とある執事の回想
それから、数週間。二日置きにオーランドがやってきては、傷の状態を診て、そして、問題ないことを確認しては、ジャックの鈍りを取るがてら護身術を教えてもらうということをして、過ごしていた。
「飲み込みはさすがに良いな。ガキだからちょこまか動かれるのがすごくうっとおしい」
「ガキで悪かったな」
「ガキでいいこともある。大人よりずっと体が柔らかいから対応も素早くできる。まあ、体重が軽いから反撃をしてもあまり重くない攻撃になってしまうのは悪い点だ」
「……」
舌打ちして、不貞腐れたようにそっぽを向くオーランドにジャックはふっと笑って、汗に濡れたやわらかい髪をがしがしと撫ぜる。
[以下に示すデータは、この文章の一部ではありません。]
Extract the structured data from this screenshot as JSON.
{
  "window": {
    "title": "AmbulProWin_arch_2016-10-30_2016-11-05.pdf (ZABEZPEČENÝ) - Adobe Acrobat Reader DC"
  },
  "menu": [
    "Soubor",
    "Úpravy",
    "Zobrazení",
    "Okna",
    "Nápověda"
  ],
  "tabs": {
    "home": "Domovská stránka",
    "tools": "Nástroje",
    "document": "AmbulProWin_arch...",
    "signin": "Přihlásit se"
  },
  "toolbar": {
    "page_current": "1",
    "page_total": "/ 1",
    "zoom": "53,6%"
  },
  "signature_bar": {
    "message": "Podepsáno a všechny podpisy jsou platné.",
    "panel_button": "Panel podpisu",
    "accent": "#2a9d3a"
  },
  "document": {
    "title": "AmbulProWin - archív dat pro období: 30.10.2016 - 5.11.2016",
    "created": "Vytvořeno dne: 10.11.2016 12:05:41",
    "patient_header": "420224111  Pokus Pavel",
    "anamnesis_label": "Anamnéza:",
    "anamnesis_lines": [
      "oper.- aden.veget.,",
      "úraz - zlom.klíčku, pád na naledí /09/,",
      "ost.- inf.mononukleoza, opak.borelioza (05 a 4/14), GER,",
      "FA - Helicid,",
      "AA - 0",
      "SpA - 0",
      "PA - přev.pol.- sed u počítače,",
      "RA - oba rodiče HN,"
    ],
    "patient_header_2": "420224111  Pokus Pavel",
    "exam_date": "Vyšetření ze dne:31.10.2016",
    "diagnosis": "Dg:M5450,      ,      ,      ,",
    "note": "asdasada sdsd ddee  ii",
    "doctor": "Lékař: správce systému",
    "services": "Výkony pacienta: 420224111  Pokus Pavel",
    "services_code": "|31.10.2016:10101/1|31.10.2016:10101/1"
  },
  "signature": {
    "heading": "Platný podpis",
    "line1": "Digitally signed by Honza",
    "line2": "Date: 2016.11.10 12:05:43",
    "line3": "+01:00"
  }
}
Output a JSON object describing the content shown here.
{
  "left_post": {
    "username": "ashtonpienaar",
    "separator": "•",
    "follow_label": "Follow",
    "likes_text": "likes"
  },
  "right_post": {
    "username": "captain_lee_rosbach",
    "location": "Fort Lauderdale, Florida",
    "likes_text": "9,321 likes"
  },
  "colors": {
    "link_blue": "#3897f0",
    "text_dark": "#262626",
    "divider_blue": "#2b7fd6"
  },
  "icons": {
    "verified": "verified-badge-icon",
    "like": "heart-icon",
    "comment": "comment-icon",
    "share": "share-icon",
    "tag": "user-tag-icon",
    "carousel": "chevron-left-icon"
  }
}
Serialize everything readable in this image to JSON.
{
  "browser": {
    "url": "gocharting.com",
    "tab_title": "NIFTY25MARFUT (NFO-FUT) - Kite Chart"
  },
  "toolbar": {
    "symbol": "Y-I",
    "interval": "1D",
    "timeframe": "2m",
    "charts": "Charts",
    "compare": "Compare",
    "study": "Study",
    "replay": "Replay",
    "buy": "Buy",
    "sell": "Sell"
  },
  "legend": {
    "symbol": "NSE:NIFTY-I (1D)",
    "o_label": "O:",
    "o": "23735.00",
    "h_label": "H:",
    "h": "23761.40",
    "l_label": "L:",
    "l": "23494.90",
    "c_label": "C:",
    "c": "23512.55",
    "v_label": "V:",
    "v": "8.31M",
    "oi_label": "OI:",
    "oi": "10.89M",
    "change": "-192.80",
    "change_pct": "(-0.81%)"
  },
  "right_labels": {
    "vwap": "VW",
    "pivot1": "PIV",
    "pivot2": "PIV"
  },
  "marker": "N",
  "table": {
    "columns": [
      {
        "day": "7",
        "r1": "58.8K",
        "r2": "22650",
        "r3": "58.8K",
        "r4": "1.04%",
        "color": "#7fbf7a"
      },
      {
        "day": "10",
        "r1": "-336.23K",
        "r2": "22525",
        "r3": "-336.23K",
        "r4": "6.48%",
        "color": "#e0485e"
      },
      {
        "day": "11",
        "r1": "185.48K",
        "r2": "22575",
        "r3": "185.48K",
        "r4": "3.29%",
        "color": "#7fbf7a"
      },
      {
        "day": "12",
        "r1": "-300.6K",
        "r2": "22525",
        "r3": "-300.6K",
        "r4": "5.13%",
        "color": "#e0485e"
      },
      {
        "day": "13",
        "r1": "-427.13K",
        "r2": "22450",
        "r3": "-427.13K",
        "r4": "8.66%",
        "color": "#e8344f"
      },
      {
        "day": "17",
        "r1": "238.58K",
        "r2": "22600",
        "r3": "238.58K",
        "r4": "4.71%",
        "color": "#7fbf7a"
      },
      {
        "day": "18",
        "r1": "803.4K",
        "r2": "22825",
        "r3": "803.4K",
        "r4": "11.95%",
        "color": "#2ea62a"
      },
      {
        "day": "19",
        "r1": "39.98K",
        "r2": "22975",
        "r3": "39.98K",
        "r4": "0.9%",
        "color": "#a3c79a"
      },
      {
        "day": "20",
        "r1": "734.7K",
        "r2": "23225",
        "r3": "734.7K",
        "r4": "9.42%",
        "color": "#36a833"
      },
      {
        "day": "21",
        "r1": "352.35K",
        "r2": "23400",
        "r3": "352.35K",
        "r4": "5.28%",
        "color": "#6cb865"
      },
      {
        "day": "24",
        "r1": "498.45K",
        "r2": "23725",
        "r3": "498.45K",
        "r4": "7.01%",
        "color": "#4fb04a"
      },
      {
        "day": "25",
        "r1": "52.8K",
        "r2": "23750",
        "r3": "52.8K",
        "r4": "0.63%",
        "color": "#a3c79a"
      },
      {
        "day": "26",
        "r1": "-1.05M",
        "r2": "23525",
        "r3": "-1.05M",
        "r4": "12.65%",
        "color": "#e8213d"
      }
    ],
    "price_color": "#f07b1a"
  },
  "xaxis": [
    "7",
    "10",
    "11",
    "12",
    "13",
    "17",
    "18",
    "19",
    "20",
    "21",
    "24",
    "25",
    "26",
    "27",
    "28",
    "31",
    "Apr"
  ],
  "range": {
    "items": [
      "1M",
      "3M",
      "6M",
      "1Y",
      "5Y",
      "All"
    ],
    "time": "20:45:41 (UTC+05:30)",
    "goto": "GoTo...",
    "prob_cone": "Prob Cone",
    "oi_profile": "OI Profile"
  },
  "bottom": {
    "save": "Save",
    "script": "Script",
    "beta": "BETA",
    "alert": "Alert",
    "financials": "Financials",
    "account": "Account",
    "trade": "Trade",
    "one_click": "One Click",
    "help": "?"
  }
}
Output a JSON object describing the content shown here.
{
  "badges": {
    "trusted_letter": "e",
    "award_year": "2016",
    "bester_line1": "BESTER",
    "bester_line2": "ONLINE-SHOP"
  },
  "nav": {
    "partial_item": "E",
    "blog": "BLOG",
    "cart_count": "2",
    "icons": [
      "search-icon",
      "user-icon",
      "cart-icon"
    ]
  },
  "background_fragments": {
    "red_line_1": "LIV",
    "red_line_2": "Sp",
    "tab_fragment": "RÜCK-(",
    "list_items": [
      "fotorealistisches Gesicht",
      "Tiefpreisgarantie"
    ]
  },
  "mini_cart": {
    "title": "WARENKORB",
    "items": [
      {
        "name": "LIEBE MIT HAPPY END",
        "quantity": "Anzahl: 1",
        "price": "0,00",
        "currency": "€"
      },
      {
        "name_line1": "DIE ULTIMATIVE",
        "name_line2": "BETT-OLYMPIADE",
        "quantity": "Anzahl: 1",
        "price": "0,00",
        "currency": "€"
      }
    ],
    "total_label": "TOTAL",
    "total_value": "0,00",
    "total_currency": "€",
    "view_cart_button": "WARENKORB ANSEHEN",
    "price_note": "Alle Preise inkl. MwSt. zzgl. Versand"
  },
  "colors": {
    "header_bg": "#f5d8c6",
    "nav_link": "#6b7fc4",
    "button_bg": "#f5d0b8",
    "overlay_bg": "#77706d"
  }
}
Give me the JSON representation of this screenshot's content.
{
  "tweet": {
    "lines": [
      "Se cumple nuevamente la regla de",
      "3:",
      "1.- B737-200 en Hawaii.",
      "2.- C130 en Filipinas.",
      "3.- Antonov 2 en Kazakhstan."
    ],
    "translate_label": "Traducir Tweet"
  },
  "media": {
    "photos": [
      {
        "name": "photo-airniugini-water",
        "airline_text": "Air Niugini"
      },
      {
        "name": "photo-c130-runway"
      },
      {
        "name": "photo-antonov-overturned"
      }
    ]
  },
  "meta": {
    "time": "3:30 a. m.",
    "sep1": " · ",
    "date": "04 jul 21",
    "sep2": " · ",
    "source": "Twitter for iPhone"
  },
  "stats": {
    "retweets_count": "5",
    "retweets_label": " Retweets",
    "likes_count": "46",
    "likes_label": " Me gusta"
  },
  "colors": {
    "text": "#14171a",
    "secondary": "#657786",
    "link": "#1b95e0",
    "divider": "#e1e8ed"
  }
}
「もう二年もしたら少しは体も出来上がるだろう。それからはあっという間に大人の体になる」
「……そこまで持たないかもしれない」
「……え?」
「……ギルも、……俺の世話をしている執事も言っていた。これ以上金を使われて強い輩を雇われては、老体には堪えると。爺さんの時代からの執事、引き抜いた元軍人で、体を鍛えているとは言えどももうあれも十分老人といってもいいぐらいの年だ。早く、自分の身は自分で守れるようにならないといけない」
追い詰められたようにそういって、ジャックをにらみあげたオーランドにジャックはため息をついた。
「俺は、影だ」
「……。それがどうした」
「そろそろ、出ていかないと、お前にも俺への刺客が降り注ぐかもしれん」
「……命を狙われているのは変わりねえ。むしろ、もういっそ、死んでもいい」
寂しい笑みを浮かべてオーランドが言うのに、思わずジャックは張り手を飛ばした。
「いってえな。何しやがる!」
赤くなった頬を押さえてにらむのに、ジャックはそののどをつかんでぐっと握りしめた。
「死にたがりに教える護身術はねえぞ。クソガキ。いいか。護身術っつーのは自分で自分の身を護るのが目的だが、死にたがりを守るための術じゃねえ。ふざけたことを言うぐらいならこのまま絞め殺してやろうか?」
成長しきっていないひょろりと長い首は、ジャックの手で十分締められるぐらいだ。
ためらいなく締めたジャックは、ぐっと力のこもった目で睨むオーランドの顔がかすかに歪み、赤らんで、それから、青ざめていく様をじっと見ていた。その間、もがくこともせずに、オーランドはジャックをにらんでいた。
これぐらいの死に近い場面は慣れている、といわんばかりの、鋭い視線がジャックをまっすぐ見つめている。
「このまま」
オーランドの口がそうつぶやいた。声は出そうとしていない。相手が読唇できるとにらんでのことだろう。
「このまま、いて、まわりにまできがいをくわえるぐらいなら、しんで、……しんで、いなくなったほうがましかも、しれんな」
苦し気に体を震わせながら、力を失わない目でにらみながらそういうオーランドに、ジャックがさらに力を込めた。
痛みか、苦しみなのか、ぐっと顔をゆがませて目を閉じ、びくり、と震えてオーランドの体の力がすとんと抜けたことに、ジャックはようやく手を離す。
ばたり、と床に倒れ伏し、そして、その衝撃にせき込みながら息を吹き返したオーランドをジャックは何も言わずに見下ろしていた。